Abstract
Violence and Multiple Sovereignties in Kurdish Istanbul
Throughout the 1990s, war brought about a sudden passage to urban life for millions of Kurds. Pursuing a policy of counterinsurgency, the Turkish state evacuated around 4,000 villages and displaced more than two million rural Kurds in this period. Istanbul was already host to a sizeable Kurdish population that had come to the city for its economic potential, making it one of the primary destinations for the displaced. Today, there are three million Kurds in Istanbul, around seventeen per cent of the total population. This makes Istanbul “the world’s largest Kurdish city.” Moreover, hundreds of thousands of Kurds move each year between the Kurdish region and Turkish metropoles in search of temporary jobs and daily wage-labor. In this paper, I draw on two years of ethnographic research to explore the multiple and contradictory ways Kurdish working-class men in Istanbul imagine, narrate, and conceptualize violence. How Kurdish workers remember and publicly speak of violence, self-defense, and retribution has notably changed in the context of the resurgence of the war between the Turkish state and the Kurdistan Workers’ Party (PKK).
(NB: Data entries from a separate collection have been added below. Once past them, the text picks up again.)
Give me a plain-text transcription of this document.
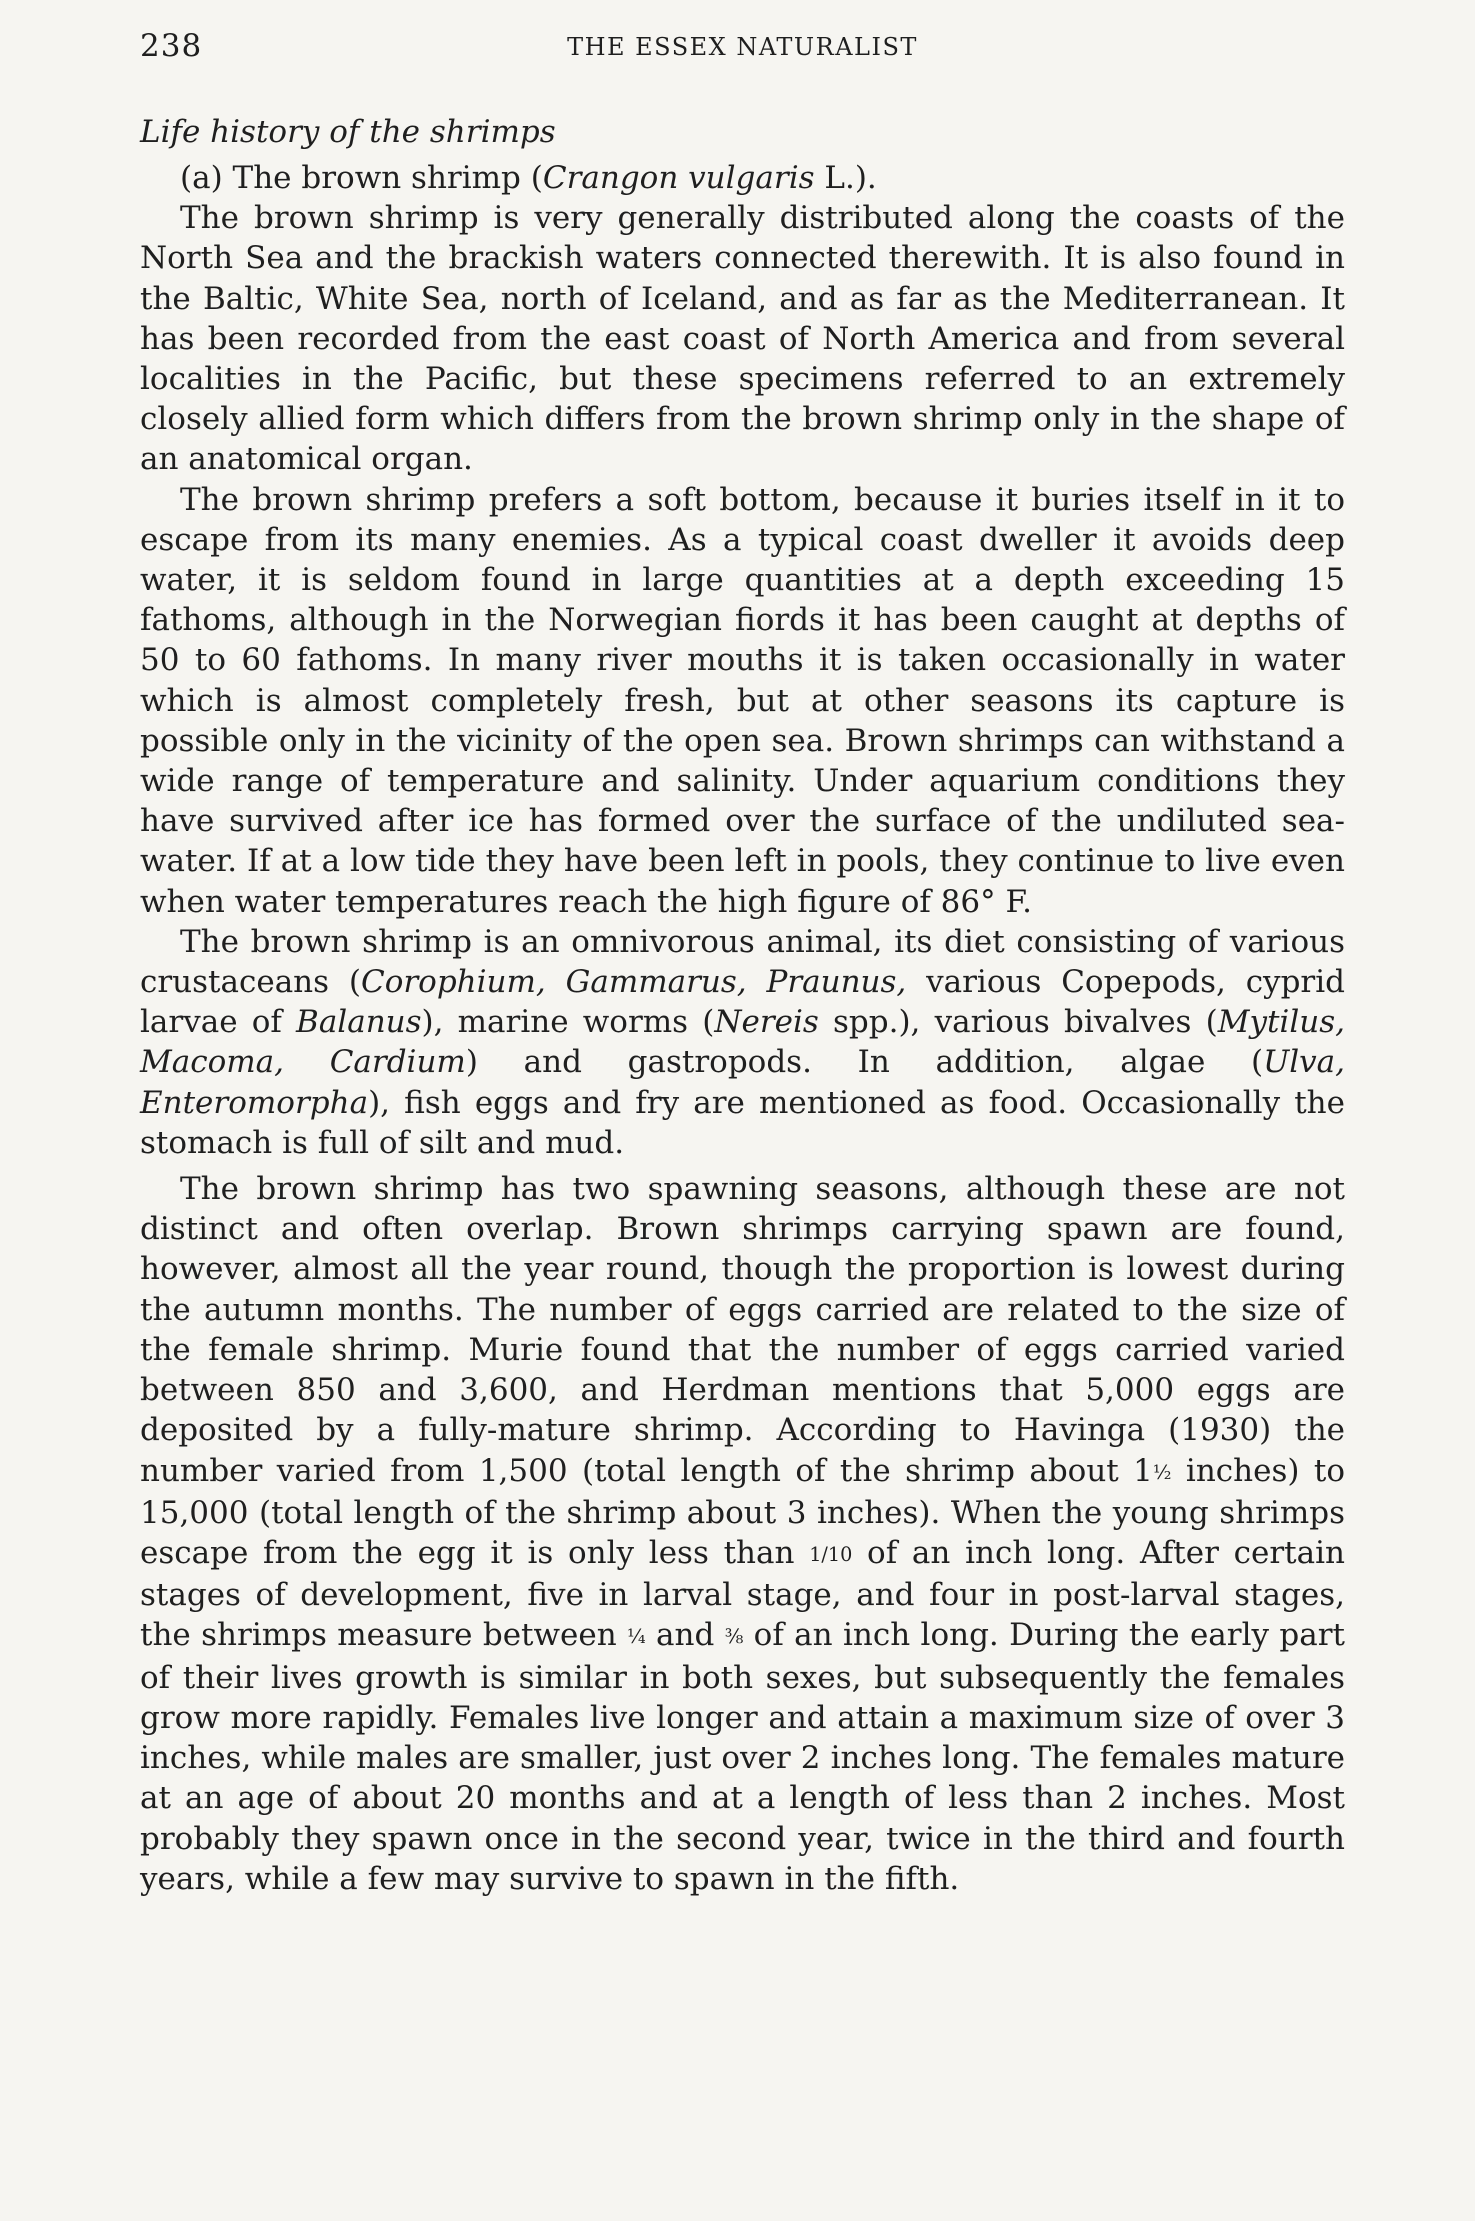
238	THE ESSEX NATURALIST
Life history of the shrimps

(a) The brown shrimp (Crangon vulgaris L.).

The brown shrimp is very generally distributed along the coasts of the North Sea and the brackish waters connected therewith. It is also found in the Baltic, White Sea, north of Iceland, and as far as the Mediterranean. It has been recorded from the east coast of North America and from several localities in the Pacific, but these specimens referred to an extremely closely allied form which differs from the brown shrimp only in the shape of an anatomical organ.

The brown shrimp prefers a soft bottom, because it buries itself in it to escape from its many enemies. As a typical coast dweller it avoids deep water, it is seldom found in large quantities at a depth exceeding 15 fathoms, although in the Norwegian fiords it has been caught at depths of 50 to 60 fathoms. In many river mouths it is taken occasionally in water which is almost completely fresh, but at other seasons its capture is possible only in the vicinity of the open sea. Brown shrimps can withstand a wide range of temperature and salinity. Under aquarium conditions they have survived after ice has formed over the surface of the undiluted sea-water. If at a low tide they have been left in pools, they continue to live even when water temperatures reach the high figure of 86° F.

The brown shrimp is an omnivorous animal, its diet consisting of various crustaceans (Corophium, Gammarus, Praunus, various Copepods, cyprid larvae of Balanus), marine worms (Nereis spp.), various bivalves (Mytilus, Macoma, Cardium) and gastropods. In addition, algae (Ulva, Enteromorpha), fish eggs and fry are mentioned as food. Occasionally the stomach is full of silt and mud.

The brown shrimp has two spawning seasons, although these are not distinct and often overlap. Brown shrimps carrying spawn are found, however, almost all the year round, though the proportion is lowest during the autumn months. The number of eggs carried are related to the size of the female shrimp. Murie found that the number of eggs carried varied between 850 and 3,600, and Herdman mentions that 5,000 eggs are deposited by a fully-mature shrimp. According to Havinga (1930) the number varied from 1,500 (total length of the shrimp about 1½ inches) to 15,000 (total length of the shrimp about 3 inches). When the young shrimps escape from the egg it is only less than 1/10 of an inch long. After certain stages of development, five in larval stage, and four in post-larval stages, the shrimps measure between ¼ and ⅜ of an inch long. During the early part of their lives growth is similar in both sexes, but subsequently the females grow more rapidly. Females live longer and attain a maximum size of over 3 inches, while males are smaller, just over 2 inches long. The females mature at an age of about 20 months and at a length of less than 2 inches. Most probably they spawn once in the second year, twice in the third and fourth years, while a few may survive to spawn in the fifth.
I came to understand this storytelling of violence, omnipresent in all the social infrastructures of male Kurdish life in Istanbul, as a form of communicative labor through which a distinct historical consciousness and shared understandings of violence are created, networks for survival and dignity engendered, and moral selves crafted. These narratives refuse interpretation of the ongoing Kurdish struggle as mere terrorism or victimhood and instead recuperate Kurdish agency and counterviolence in a field of contested multiple sovereignties. In these narratives, “defense of the community” not only asserts peoples’ right to exist but also charges just violence with moral significance, turning those who protect their community against state violence into aspirational figures.